Lors de l’examen, en octobre, du quatrième rapport périodique de la RDC sur la mise en œuvre du Pacte international relatif aux droits civils et politiques, José Manuel Santos Pais, expert du Comité des droits de l’Homme, a attiré l’attention de ce dernier sur le projet de loi sur la protection des défenseur.es des droits humains. « Selon les informations que nous avons reçues, le projet de loi tel qu’il a été discuté à l’Assemblée nationale est plutôt néfaste pour la protection des défenseur.es des droits humains », a t-elle noté. Dans leurs recommandations, les expert.es de l’ONU demandent que la RDC ouvre une enquête, poursuive et condamne les individus responsables de harcèlement, de menaces et d’intimidation envers les défenseur.es des droits humains.

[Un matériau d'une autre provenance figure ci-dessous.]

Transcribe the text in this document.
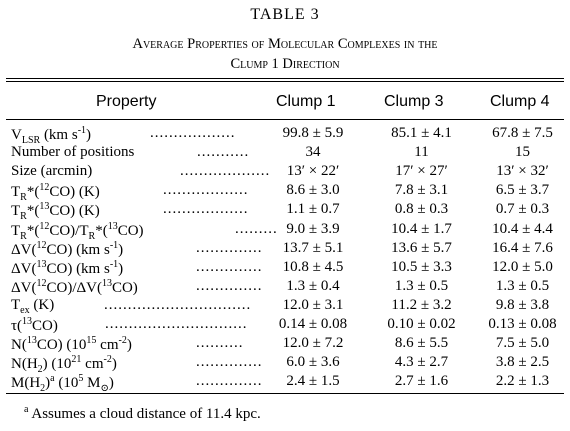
TABLE 3
Average Properties of Molecular Complexes in the
Clump 1 Direction
Property	Clump 1	Clump 3	Clump 4
$V_{LSR}$ (km $s^{-1}$)	..................	99.8 ± 5.9	85.1 ± 4.1	67.8 ± 7.5
Number of positions	...........	34	11	15
Size (arcmin)	...................	13′ × 22′	17′ × 27′	13′ × 32′
$T_R*(^{12}CO)$ (K)	..................	8.6 ± 3.0	7.8 ± 3.1	6.5 ± 3.7
$T_R*(^{13}CO)$ (K)	..................	1.1 ± 0.7	0.8 ± 0.3	0.7 ± 0.3
$T_R*(^{12}CO)/T_R*(^{13}CO)$	......... 9.0 ± 3.9	10.4 ± 1.7	10.4 ± 4.4
ΔV($^{12}$CO) (km $s^{-1}$)	..............	13.7 ± 5.1	13.6 ± 5.7	16.4 ± 7.6
ΔV($^{13}$CO) (km $s^{-1}$)	..............	10.8 ± 4.5	10.5 ± 3.3	12.0 ± 5.0
ΔV($^{12}$CO)/ΔV($^{13}$CO)	..............	1.3 ± 0.4	1.3 ± 0.5	1.3 ± 0.5
$T_{ex}$ (K)	...............................	12.0 ± 3.1	11.2 ± 3.2	9.8 ± 3.8
τ($^{13}$CO)	..............................	0.14 ± 0.08	0.10 ± 0.02	0.13 ± 0.08
N($^{13}$CO) ($10^{15}$ $cm^{-2}$)	..........	12.0 ± 7.2	8.6 ± 5.5	7.5 ± 5.0
$N(H_2)$ ($10^{21}$ $cm^{-2}$)	..............	6.0 ± 3.6	4.3 ± 2.7	3.8 ± 2.5
$M(H_2)^a$ ($10^5$ $M_⊙$)	..............	2.4 ± 1.5	2.7 ± 1.6	2.2 ± 1.3
$^a$ Assumes a cloud distance of 11.4 kpc.
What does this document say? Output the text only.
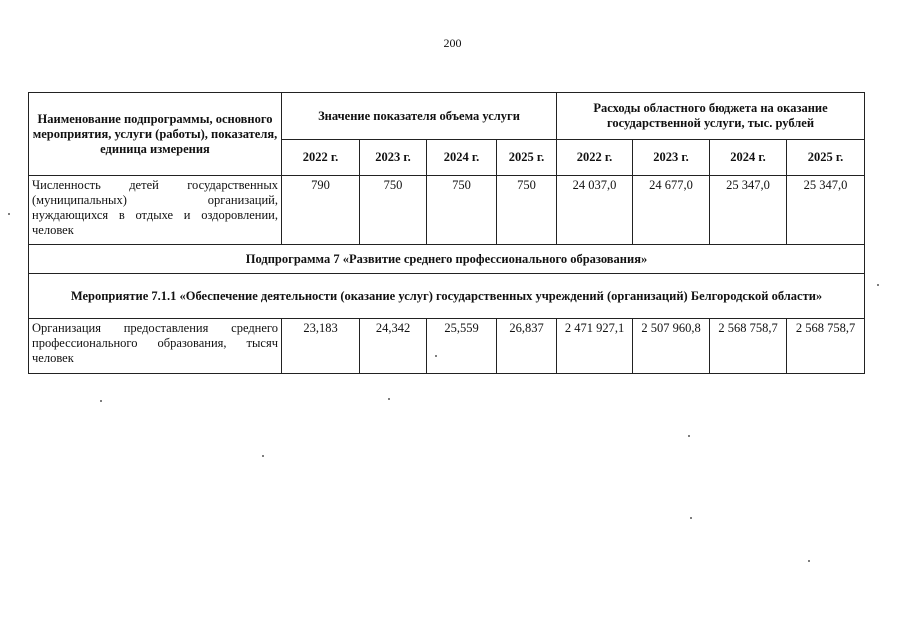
200
Наименование подпрограммы, основного мероприятия, услуги (работы), показателя, единица измерения	Значение показателя объема услуги				Расходы областного бюджета на оказание государственной услуги, тыс. рублей			
	2022 г.	2023 г.	2024 г.	2025 г.	2022 г.	2023 г.	2024 г.	2025 г.
Численность детей государственных (муниципальных) организаций, нуждающихся в отдыхе и оздоровлении, человек	790	750	750	750	24 037,0	24 677,0	25 347,0	25 347,0
Подпрограмма 7 «Развитие среднего профессионального образования»								
Мероприятие 7.1.1 «Обеспечение деятельности (оказание услуг) государственных учреждений (организаций) Белгородской области»								
Организация предоставления среднего профессионального образования, тысяч человек	23,183	24,342	25,559	26,837	2 471 927,1	2 507 960,8	2 568 758,7	2 568 758,7
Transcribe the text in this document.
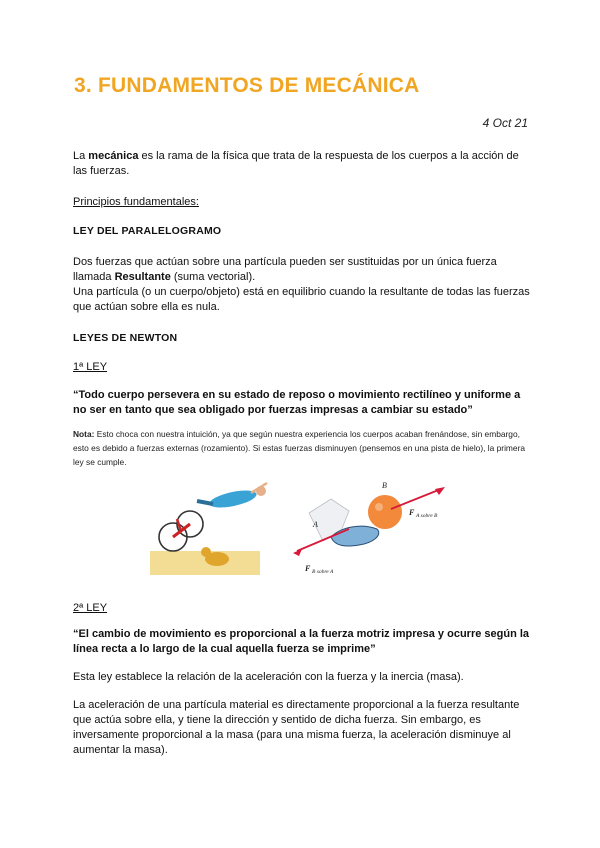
3. FUNDAMENTOS DE MECÁNICA
4 Oct 21

La mecánica es la rama de la física que trata de la respuesta de los cuerpos a la acción de las fuerzas.

Principios fundamentales:

LEY DEL PARALELOGRAMO

Dos fuerzas que actúan sobre una partícula pueden ser sustituidas por un única fuerza llamada Resultante (suma vectorial).

Una partícula (o un cuerpo/objeto) está en equilibrio cuando la resultante de todas las fuerzas que actúan sobre ella es nula.

LEYES DE NEWTON

1ª LEY

“Todo cuerpo persevera en su estado de reposo o movimiento rectilíneo y uniforme a no ser en tanto que sea obligado por fuerzas impresas a cambiar su estado”

Nota: Esto choca con nuestra intuición, ya que según nuestra experiencia los cuerpos acaban frenándose, sin embargo, esto es debido a fuerzas externas (rozamiento). Si estas fuerzas disminuyen (pensemos en una pista de hielo), la primera ley se cumple.

B
A
F A sobre B
F B sobre A

2ª LEY

“El cambio de movimiento es proporcional a la fuerza motriz impresa y ocurre según la línea recta a lo largo de la cual aquella fuerza se imprime”

Esta ley establece la relación de la aceleración con la fuerza y la inercia (masa).

La aceleración de una partícula material es directamente proporcional a la fuerza resultante que actúa sobre ella, y tiene la dirección y sentido de dicha fuerza. Sin embargo, es inversamente proporcional a la masa (para una misma fuerza, la aceleración disminuye al aumentar la masa).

Clément Voule, directeur du plaidoyer pour l’Afrique au Service International pour les Droits de l’Homme (sigle anglais ISHR), se félicite des commentaires du Comité des droits de l’Homme et de la recommandation y relative faite à la RDC. « Il est important que toute loi nationale pour la protection des défenseur.es des droits humains soit conforme à la Déclaration des Nations Unies sur les défenseurs des droits de l’Homme et permette la création d’un environnement juridique non restrictif, favorable au travail des défenseur.es “, dit Clément Voule.
Comme le souligne une récente déclaration publique d’ISHR, le projet de loi sur la RDC, dont l’objectif est de protéger les défenseur.es des droits humains, contient des dispositions qui constituent une menace réelle pour leur reconnaissance et leur travail légitime. S’il est adopté en sa forme actuelle, il limitera et entravera le travail des défenseur.es.
En effet, plusieurs dispositions du projet de loi de la RDC vont expressément à l’encontre de la Déclaration des Nations Unies sur les défenseurs des droits de l’Homme. Ainsi, par exemple, l’article 2 de la loi ne protège que les défenseur.es des droits humains qui travaillent dans des structures formelles et organisées, alors que la Déclaration indique clairement qu’est défenseur.e toute « personne qui individuellement ou en association avec d’autres, œuvre à la promotion ou à la protection des droits de l’homme ». Les articles 3 et 7 quant à eux, précisent que les défenseur.es des droits humains doivent être membres d’une ONG, âgé.es d’au moins 18 ans, titulaires d’un diplôme d’État et avoir suivi une formation en matière de droits humains dispensée par une ONG, conditions excessives, discriminatoires et en violation des instruments internationaux des droits humains.
Vincent Ploton, directeur du développement et du plaidoyer auprès des organes de traités chez ISHR, souligne que les préoccupations du Comité des Droits de l’Homme autour du projet de loi sur les défenseur.es sont un signal clair que la République Démocratique du Congo doit réviser cette loi et éliminer les dispositions qui sont contraires à la Déclaration de l’ONU sur les défenseurs des droits de l’Homme.
« En tant que nouveau membre du Conseil des droits de l’Homme, la plus haute instance des Nations Unies pour la promotion et la protection des droits humains, la RDC doit montrer l’exemple en adoptant une loi protectrice conforme à la Déclaration des Nations Unies, et en répondant aux attentes et aux besoins de protection des défenseur.es congolais.es. Elle doit également mettre en place un mécanisme de protection efficace nécessaire à l’application de cette loi », explique Clément Voule d’ISHR.
ISHR exhorte les parlementaires congolais.es à réviser le projet de loi afin d’assurer une protection juridique inconditionnelle et la reconnaissance des défenseur.es des droits humains. En adoptant la loi en l’état, la RDC porterait préjudice aux droits des défenseur.es et s’isolerait des autres pays de la région qui ont adopté des lois pour la protection des défenseur.es des droits humains.
Les préoccupations d’ISHR sur le projet de loi de la RDC sur les défenseur.es seront discutées avec les principaux acteurs/rices nationaux/ales dans le cadre d’une consultation régionale sur les lois de protection des défenseur.es en Afrique centrale. Cette consultation, organisée les 13 et 14 décembre par ISHR et ses partenaires – le Réseau des Défenseurs des Droits Humains (REDHAC), la Commission nationale des droits humains de la RDC, SOS IJM et le Bureau des droits de l’Homme de l’ONU à Kinshasa – bénéficiera de la participation de Rémy Ngoy Lumbu, tout nouveau Rapporteur spécial de la Commission Africaine sur les défenseur.es des droits humains.